Artikel Terbaru ke-2.153
Oleh: Dr. Adian Husaini (www.adianhusaini.id)
Saat ini di tengah masyarakat banyak sekali beredar analisis yang menyatakan bahwa Presiden Prabowo Subianto telah masuk jebakan Joko Widodo dan dikendalikan oleh para pengusaha besar. Analisis itu antara lain didasarkan pada pekikan Presiden Prabowo, “Hidup Jokowi!” beberapa kali. Juga, adanya pertemuan Presiden dengan sejumlah pengusaha kakap di Istana.
Sebagai wartawan yang pernah empat tahun bertugas di lingkungan Istana Kepresidenan (1994-1998), saya bisa memahami analisis semacam itu. Analisis itu bisa benar, bisa salah. Tapi, dalam budaya politik Jawa, kata-kata yang terucap belum tentu menunjukkan makna sebenarnya.

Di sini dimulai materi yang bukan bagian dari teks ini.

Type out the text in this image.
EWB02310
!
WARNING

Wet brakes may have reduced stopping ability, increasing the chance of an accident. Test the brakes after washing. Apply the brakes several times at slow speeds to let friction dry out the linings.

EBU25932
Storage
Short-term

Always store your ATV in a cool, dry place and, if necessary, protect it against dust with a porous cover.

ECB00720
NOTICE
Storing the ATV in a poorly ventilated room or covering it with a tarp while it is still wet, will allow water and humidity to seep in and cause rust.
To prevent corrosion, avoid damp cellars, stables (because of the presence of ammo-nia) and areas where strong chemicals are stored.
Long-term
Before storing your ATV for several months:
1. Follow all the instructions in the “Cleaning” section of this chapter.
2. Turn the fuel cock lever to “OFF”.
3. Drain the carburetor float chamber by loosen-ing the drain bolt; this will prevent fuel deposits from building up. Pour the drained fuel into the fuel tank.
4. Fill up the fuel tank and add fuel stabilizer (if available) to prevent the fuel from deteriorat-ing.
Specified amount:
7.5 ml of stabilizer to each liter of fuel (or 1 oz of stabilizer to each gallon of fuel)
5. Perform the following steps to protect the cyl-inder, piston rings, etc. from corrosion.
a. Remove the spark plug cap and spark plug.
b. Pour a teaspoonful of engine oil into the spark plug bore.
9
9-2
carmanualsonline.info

Apalagi, sudah lazim dalam politik ada panggung belakang yang bisa berbeda dengan panggung depan.
Saya pernah mendapat cerita dari Pak Maftuh Basyuni (alm.). Semasa menjadi Kepala Rumah Tangga Kepresidenan, ia memahami gaya komunikasi Presiden Soeharto. Sebagai orang yang mengenal budaya Jawa secara mendalam, Pak Harto memiliki gaya bahasa yang halus. Ia suka menggunakan bahasa Jawa tinggi (Kromo Inggil).
Pak Maftuh Basyuni mengakui, untuk mengambil hati Pak Harto agar menerima usulan-usulannya, ia beberapa kali menggunakan bahasa Jawa Kromo Inggil. Ia pernah mengusulkan penggantian wine dengan jus apel dalam acara-acara diplomatik. Dan Pak Harto menyetujuinya. Begitu juga ketika ia mengusulkan agar tradisi menyembelih kambing putih di acara Agustusan dihentikan.

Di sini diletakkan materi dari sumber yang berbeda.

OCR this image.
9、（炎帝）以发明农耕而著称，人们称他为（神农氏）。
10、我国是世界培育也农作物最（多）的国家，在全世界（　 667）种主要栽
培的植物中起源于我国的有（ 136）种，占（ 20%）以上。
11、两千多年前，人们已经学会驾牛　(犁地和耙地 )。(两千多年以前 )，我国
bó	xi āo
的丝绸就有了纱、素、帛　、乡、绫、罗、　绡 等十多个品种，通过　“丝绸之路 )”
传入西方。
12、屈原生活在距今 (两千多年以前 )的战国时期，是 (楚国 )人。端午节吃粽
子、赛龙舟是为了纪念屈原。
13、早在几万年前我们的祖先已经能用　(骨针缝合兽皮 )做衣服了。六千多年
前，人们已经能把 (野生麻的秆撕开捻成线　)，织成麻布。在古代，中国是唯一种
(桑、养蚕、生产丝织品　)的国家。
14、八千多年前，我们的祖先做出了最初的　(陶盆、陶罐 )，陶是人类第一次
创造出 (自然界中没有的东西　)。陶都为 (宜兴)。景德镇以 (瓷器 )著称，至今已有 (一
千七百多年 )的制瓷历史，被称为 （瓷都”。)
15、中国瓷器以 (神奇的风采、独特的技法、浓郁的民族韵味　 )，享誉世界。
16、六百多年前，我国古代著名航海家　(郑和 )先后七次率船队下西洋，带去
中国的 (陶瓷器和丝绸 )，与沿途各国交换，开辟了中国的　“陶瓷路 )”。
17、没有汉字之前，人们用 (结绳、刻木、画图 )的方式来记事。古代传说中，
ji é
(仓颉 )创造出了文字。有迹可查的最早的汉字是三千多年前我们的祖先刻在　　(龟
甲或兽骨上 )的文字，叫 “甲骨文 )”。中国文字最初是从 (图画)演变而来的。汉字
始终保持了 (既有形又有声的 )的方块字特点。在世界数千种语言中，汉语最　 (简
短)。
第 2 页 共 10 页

Para menteri pun banyak yang paham akan bahasa Presiden Soeharto. Jika tidak setuju dengan sesuatu usulan menterinya, Pak Harto kadang kala diam, atau berkata dengan lembut: “Apa itu perlu?”
Para menteri sudah paham. Bahwa itu artinya Presiden tidak setuju. Hanya Pak Habibie (Menristek) yang berani menjawab dengan tegas, “Itu perlu Bapak Presiden.” Kasus itu terjadi ketika Habibie mengusulkan penandatanganan Piagam Cendekiawan Indonesia di Kota Mekkah. Begitu cerita Pak Maftuh Basyuni.
Dr. Daoed Joesoef, Menteri Pendidikan dan Kebudayaan, juga berkisah dalam biografinya, bahwa ia pernah mengusulkan agar Perayaan Natal Bersama juga diselenggarakan di Istana Negara, sebagaimana Perayaan Maulid Nabi Muhammad saw. Mendengar usulan itu, Pak Harto hanya diam. Dan itu artinya tidak setuju. (Lihat: buku berjudul Dia dan Aku, (Jakarta: Kompas, 2006),
Tugas kami sebagai wartawan di lingkungan Istana Kepresidenan biasanya hanya menunggu para menteri yang menghadap Presiden. Begitu selesai pertemuan, biasanya wartawan bertanya: Apa respon Presiden? Ada menteri yang menjawab, “Presiden hanya manthuk-manthuk!”
Nah, kami harus menafsirkan sendiri, apakan Presiden setuju atau tidak. Bisa jadi, Presiden manthuk-manthuk karena paham, tetapi belum tentu setuju dengan usulan sang menteri. Bisa juga, Presiden setuju. Itulah beberapa contoh gaya komunikasi Presiden Soeharto.
Saya tidak sempat bertugas di Istana lagi setelah Pak Harto lengser. Saya pernah mewawancarai Susilo Bambang Yudhoyono ketika menjabat sebagai Kepala Staf Teritorial (Kaster). Waktu itu pangkatnya Letnan Jenderal. SBY dikenal sangat memperhatikan masalah komunikasi. Sebelum hasil wawancara itu dimuat di media massa, ia harus membacanya terlebih dahulu.